Sitting around the campfire is a quintessential part of camping.
There’s reasons that people have been huddling around the fire since man first discovered it. It’s where stories are told, and where songs are sung, guitars are pulled out, hotdogs are roasted and marshmallows are toasted. The campfire is so much a part of camping that you might have difficulty imagining a trip without one.It’s the perfect spot to unwind after an adventurous day in the woods, and the best place to let lose over a drink and bond with fellow campers.
But what happens if your campsite prohibits open fire? Many parks are placing fire bans on their sites in an effort to prevent wildfires – particularly around Alberta in wake of the recent Fort MacMurray fires. This might be kind of a bummer if you’re a habitual campfire enjoyer – but don’t abandon your adventure just yet! Camping without a fire is definitely doable, and a fireless campout isn’t without it’s own charms. So if you find yourself heading camping during a fire ban, here are some tips to help you get by.
1. Bring a camping stove
While cooking over a campfire has a certain nostalgic feel to it, a small camping stove will do the trick just as nicely. Most campsites allow small fires fueled by liquid gas, so check the regulations of your site and see if you can bring a stove along. You can find a simple propane-fueled camping stove at your local outdoor equipment store. Campfire or not, you’ll be cooking up s’mores and frying up a tasty breakfast in no time.
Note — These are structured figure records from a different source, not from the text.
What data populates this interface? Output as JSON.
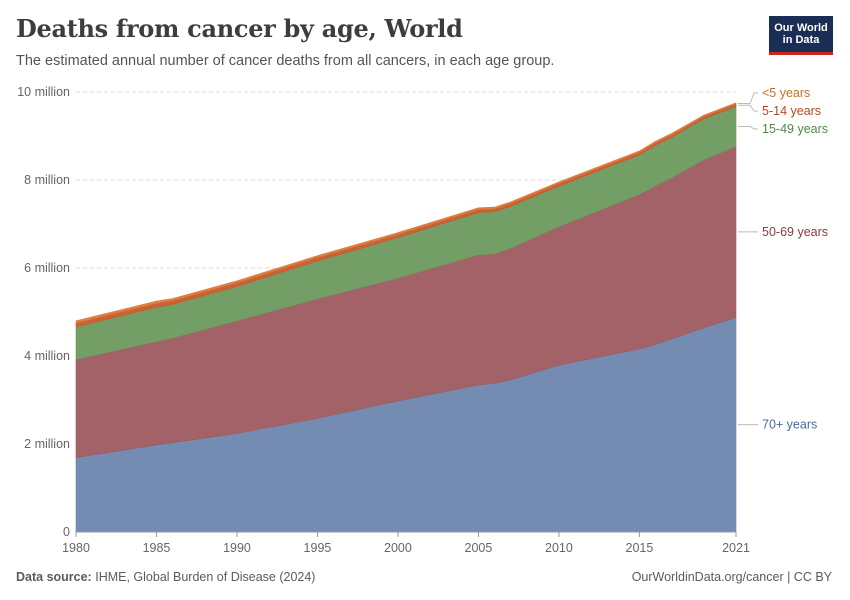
{
  "header": {
    "title": "Deaths from cancer by age, World",
    "subtitle": "The estimated annual number of cancer deaths from all cancers, in each age group."
  },
  "logo": {
    "line1": "Our World",
    "line2": "in Data"
  },
  "footer": {
    "source_label": "Data source:",
    "source_text": "IHME, Global Burden of Disease (2024)",
    "url_text": "OurWorldinData.org/cancer | CC BY"
  },
  "colors": {
    "70+ years": "#6d86ae",
    "50-69 years": "#9e5a5f",
    "15-49 years": "#6b9a5e",
    "5-14 years": "#c8592c",
    "<5 years": "#d97a3a",
    "label_70": "#4a6aa3",
    "label_50": "#8b3a40",
    "label_15": "#4e8a45",
    "label_5": "#b8481c",
    "label_u5": "#c8701f"
  },
  "chart_data": {
    "type": "area",
    "stacked": true,
    "title": "Deaths from cancer by age, World",
    "xlabel": "",
    "ylabel": "",
    "xlim": [
      1980,
      2021
    ],
    "ylim": [
      0,
      10000000
    ],
    "x_ticks": [
      1980,
      1985,
      1990,
      1995,
      2000,
      2005,
      2010,
      2015,
      2021
    ],
    "y_ticks": [
      0,
      2000000,
      4000000,
      6000000,
      8000000,
      10000000
    ],
    "y_tick_labels": [
      "0",
      "2 million",
      "4 million",
      "6 million",
      "8 million",
      "10 million"
    ],
    "grid": "horizontal dashed",
    "legend": "right, labels at series end",
    "x": [
      1980,
      1985,
      1986,
      1990,
      1995,
      2000,
      2005,
      2006,
      2007,
      2010,
      2015,
      2016,
      2017,
      2019,
      2021
    ],
    "series": [
      {
        "name": "70+ years",
        "values": [
          1690000,
          1980000,
          2030000,
          2240000,
          2580000,
          2980000,
          3340000,
          3380000,
          3460000,
          3790000,
          4160000,
          4260000,
          4390000,
          4640000,
          4880000
        ]
      },
      {
        "name": "50-69 years",
        "values": [
          2230000,
          2350000,
          2380000,
          2560000,
          2720000,
          2790000,
          2960000,
          2940000,
          2990000,
          3150000,
          3510000,
          3610000,
          3660000,
          3820000,
          3880000
        ]
      },
      {
        "name": "15-49 years",
        "values": [
          740000,
          780000,
          760000,
          780000,
          860000,
          920000,
          960000,
          960000,
          950000,
          920000,
          900000,
          920000,
          920000,
          930000,
          910000
        ]
      },
      {
        "name": "5-14 years",
        "values": [
          90000,
          90000,
          90000,
          85000,
          80000,
          75000,
          70000,
          68000,
          66000,
          62000,
          58000,
          57000,
          56000,
          55000,
          54000
        ]
      },
      {
        "name": "<5 years",
        "values": [
          50000,
          48000,
          47000,
          45000,
          42000,
          40000,
          38000,
          37000,
          36000,
          35000,
          33000,
          33000,
          32000,
          31000,
          30000
        ]
      }
    ]
  }
}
And they’ll probably be cooked more evenly than they would have been otherwise.
2. Pack bug repellent
With outdoor adventure, comes unusual insects. One great thing about a traditional campfire is that the smoke tends to chase away those pesky bugs. With no campfire at your service, make sure you bring along plenty of bug repellent. If you are extra wary of bugs, you can even pick up a mosquito repellent lantern to keep your campout zone bug-free.
3. Bring a headlamp
Reading while camping is awesome and the ideal way unwind at the end of the day. But if you’re someone who typically enjoys reading by the fire, you’ll need to find a new source of light for your hobby. An easy solution is to take along a headlamp so you can read away even as the daylight disappears. Actually, even if you’re not reading you should bring a headlamp. Always have a headlamp.
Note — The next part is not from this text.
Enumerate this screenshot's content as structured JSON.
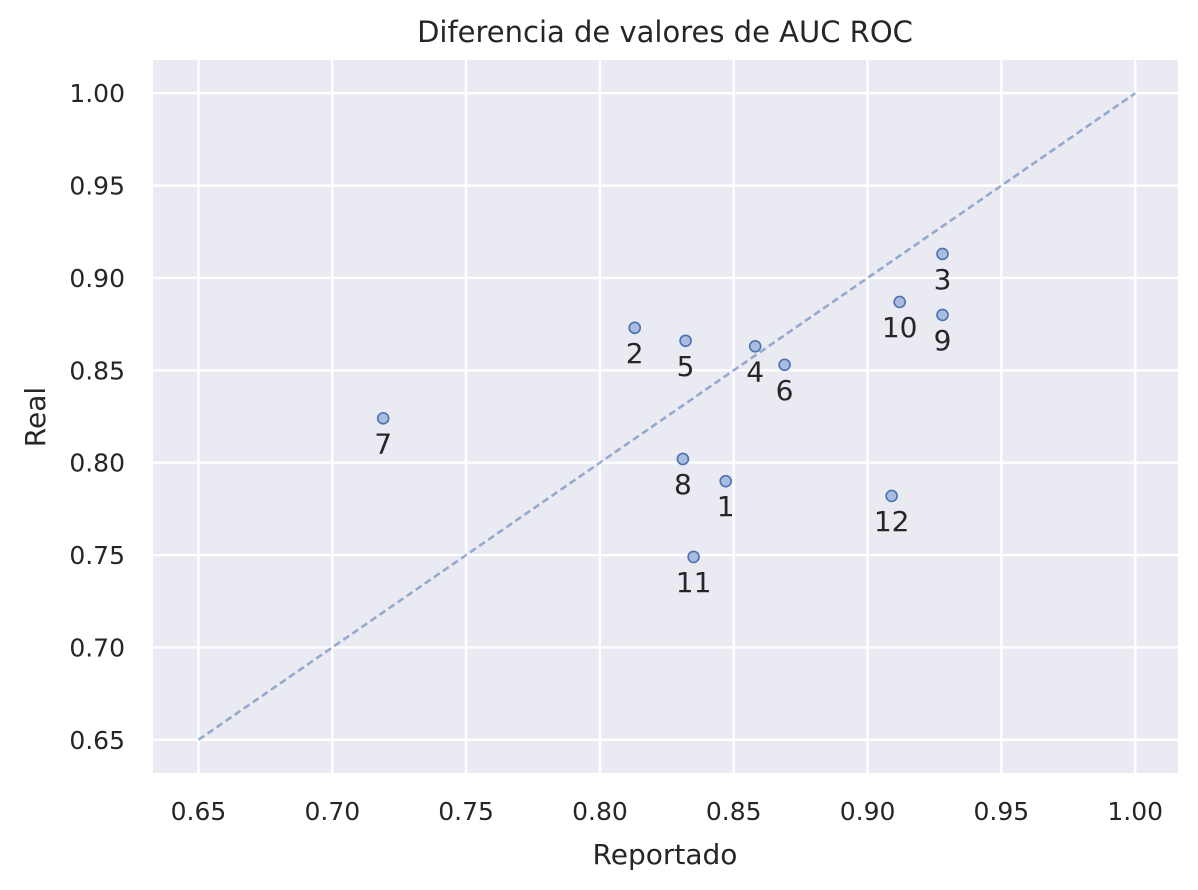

4. Get creative with activities
There are plenty of late night activities you can do without a fire, as the dark offers its own opportunity for fun. Kids enjoy playing around with flashlights or playing hide and seek, and even adults will be unnerved by ghost stories told without the glow of a campfire. As long as your group has a lantern and some extra warm blankets, you can play cards or board games well into the night.
5. Stock up on glow sticks
Glow sticks are inexpensive and kids love them. They’re not just entertaining; they actually provide a surprising amount of light and last through the night. Pick up a few packs before your trip and hang them from trees, tents or pile them on the ground for a makeshift campfire.
6. Count the stars
With no fire to look at, you may find your gaze lifting upwards. And there’s no better place to see the stars than out in the wilderness, away from city lights and distractions. Take advantage of the dark and the stillness by enjoying a unique stargazing opportunity. Search for shooting stars or constellations and revel in the calm and quietness of the outdoors.
7. Get in touch with nature
As darkness falls, you’ll find yourself pulled into the nature around you. Without a crackling fire, you’ll be more aware of your surroundings and you’ll hear more sounds of neighboring wildlife. Instead of watching the fire, cozy up outside with a blanket and watch the night settle in.
8. Give in to your circadian rhythm
Without a fire to provide you with light and warmth, you’ll find yourself turning into bed earlier than usual. Enjoy going to bed and waking up with the sun and take advantage of the opportunity to catch up on sleep. Rising with the sun also means being exposed to more hours of daylight and more Vitamin D. So make the most out of your new sleep schedule (just don’t forget the sunscreen!).